I have noticed that the store I am training at does have a lot of corner cutting and "hush hush" procedures going on. I don't plan to follow a lot of the the things my trainer is showing me, this being one of them because even though it seems as the her system works for her and her PAs, its just not Best Practice and I can see how it may cause a lot of issues.

To Naterstx's point, their order seems very confusing to someone who has never set foot in their dept. I was there on a Monday when we were to complete an Order and it's true, the system displayed On-hands that were very incorrect but they do not look at that because they go solely based off of their memory from what they pushed in the morning and what backstock they had from that. So completing the order, for me, was very confusing because it was hard for me to remember all of that.

Thanks for the feedback.
 
Joined
Sep 23, 2011
Messages
287
#17
Other retail companies do manage to run a business without a backroom with everything scanned into locations...
Yes and it can work just fine, but it depends on the sort of logistics a company chooses to have and their loss thresholds. Targets methods require you scan things in to locations (at least food) if you have any hope of avoiding massive loss numbers.
 
Joined
Jun 10, 2011
Messages
48
#18
Thanks guys. Yeah, I have been searching for and reading a lot of the threads on Pfresh on here and taking quite a bit of notes.

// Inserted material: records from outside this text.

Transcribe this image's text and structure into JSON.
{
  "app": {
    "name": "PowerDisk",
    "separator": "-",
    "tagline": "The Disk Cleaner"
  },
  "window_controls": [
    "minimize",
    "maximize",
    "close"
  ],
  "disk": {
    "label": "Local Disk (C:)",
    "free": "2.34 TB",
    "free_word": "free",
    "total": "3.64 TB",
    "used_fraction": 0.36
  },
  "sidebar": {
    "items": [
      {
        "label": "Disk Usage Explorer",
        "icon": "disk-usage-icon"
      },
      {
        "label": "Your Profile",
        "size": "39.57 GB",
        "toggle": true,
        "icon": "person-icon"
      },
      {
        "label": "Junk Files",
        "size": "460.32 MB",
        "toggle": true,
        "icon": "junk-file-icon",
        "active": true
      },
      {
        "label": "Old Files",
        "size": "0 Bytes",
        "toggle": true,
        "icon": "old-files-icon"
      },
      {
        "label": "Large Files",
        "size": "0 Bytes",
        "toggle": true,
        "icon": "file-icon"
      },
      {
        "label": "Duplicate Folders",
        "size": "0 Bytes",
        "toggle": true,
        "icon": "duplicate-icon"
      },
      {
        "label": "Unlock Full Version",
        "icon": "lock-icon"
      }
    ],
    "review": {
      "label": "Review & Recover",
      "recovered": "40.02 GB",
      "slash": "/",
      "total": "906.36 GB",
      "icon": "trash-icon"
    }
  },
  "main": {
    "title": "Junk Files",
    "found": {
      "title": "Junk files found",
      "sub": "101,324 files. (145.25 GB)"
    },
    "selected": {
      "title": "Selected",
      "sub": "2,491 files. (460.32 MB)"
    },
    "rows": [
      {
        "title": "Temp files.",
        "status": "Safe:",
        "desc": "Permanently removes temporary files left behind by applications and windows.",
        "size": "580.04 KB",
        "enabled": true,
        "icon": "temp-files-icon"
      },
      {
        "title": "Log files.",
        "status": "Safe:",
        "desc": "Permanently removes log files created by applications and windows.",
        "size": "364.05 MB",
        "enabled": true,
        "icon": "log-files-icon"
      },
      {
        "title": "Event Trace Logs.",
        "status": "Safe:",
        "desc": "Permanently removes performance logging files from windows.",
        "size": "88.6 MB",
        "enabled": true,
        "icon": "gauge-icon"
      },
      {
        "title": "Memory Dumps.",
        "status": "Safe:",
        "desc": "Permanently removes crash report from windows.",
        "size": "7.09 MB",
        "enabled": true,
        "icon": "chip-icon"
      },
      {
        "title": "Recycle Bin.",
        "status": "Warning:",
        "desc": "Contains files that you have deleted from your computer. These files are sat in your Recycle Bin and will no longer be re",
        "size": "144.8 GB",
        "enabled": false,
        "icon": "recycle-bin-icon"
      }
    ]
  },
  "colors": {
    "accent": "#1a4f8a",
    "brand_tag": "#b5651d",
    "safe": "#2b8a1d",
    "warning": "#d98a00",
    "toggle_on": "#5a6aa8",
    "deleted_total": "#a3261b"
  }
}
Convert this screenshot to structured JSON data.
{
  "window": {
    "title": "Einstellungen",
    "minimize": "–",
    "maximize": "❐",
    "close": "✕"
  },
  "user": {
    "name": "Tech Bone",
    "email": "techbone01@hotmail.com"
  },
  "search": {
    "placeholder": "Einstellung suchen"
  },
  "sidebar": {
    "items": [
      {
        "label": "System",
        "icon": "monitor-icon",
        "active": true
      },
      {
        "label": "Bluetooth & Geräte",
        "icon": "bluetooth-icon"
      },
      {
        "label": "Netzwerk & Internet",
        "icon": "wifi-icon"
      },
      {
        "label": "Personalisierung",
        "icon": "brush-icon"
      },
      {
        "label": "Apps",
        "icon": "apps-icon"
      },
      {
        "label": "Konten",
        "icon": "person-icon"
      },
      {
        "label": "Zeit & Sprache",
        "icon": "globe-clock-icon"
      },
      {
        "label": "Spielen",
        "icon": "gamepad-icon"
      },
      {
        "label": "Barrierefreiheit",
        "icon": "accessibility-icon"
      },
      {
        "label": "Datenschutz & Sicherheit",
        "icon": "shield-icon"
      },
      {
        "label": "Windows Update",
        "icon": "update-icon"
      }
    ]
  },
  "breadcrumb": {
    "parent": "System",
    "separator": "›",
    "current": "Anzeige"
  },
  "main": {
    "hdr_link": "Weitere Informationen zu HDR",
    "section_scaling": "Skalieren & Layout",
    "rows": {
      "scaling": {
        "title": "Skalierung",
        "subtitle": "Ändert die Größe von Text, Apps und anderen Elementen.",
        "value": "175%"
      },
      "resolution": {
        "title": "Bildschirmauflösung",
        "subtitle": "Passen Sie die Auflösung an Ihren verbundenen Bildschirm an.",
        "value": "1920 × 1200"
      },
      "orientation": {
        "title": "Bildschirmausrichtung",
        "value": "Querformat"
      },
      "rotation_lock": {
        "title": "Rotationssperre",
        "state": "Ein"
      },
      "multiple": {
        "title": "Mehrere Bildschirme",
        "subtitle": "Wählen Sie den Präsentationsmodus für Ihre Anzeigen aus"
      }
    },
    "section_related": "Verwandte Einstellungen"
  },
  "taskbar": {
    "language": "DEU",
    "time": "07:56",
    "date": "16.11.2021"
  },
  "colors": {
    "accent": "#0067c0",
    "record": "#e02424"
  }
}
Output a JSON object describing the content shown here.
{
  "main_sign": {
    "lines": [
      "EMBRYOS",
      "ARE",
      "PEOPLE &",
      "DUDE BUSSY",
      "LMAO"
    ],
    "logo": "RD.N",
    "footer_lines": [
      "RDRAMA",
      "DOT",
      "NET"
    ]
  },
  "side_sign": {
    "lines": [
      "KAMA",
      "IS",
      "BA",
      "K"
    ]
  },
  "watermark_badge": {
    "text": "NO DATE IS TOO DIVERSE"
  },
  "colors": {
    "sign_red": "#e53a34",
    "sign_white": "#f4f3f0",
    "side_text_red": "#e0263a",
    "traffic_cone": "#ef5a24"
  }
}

I have noticed that the store I am training at does have a lot of corner cutting and "hush hush" procedures going on. I don't plan to follow a lot of the the things my trainer is showing me, this being one of them because even though it seems as the her system works for her and her PAs, its just not Best Practice and I can see how it may cause a lot of issues.

To Naterstx's point, their order seems very confusing to someone who has never set foot in their dept. I was there on a Monday when we were to complete an Order and it's true, the system displayed On-hands that were very incorrect but they do not look at that because they go solely based off of their memory from what they pushed in the morning and what backstock they had from that. So completing the order, for me, was very confusing because it was hard for me to remember all of that.

Thanks for the feedback.
This is the way orders and backstock is handle in every SuperTarget I have been in, however PFresh is alway located.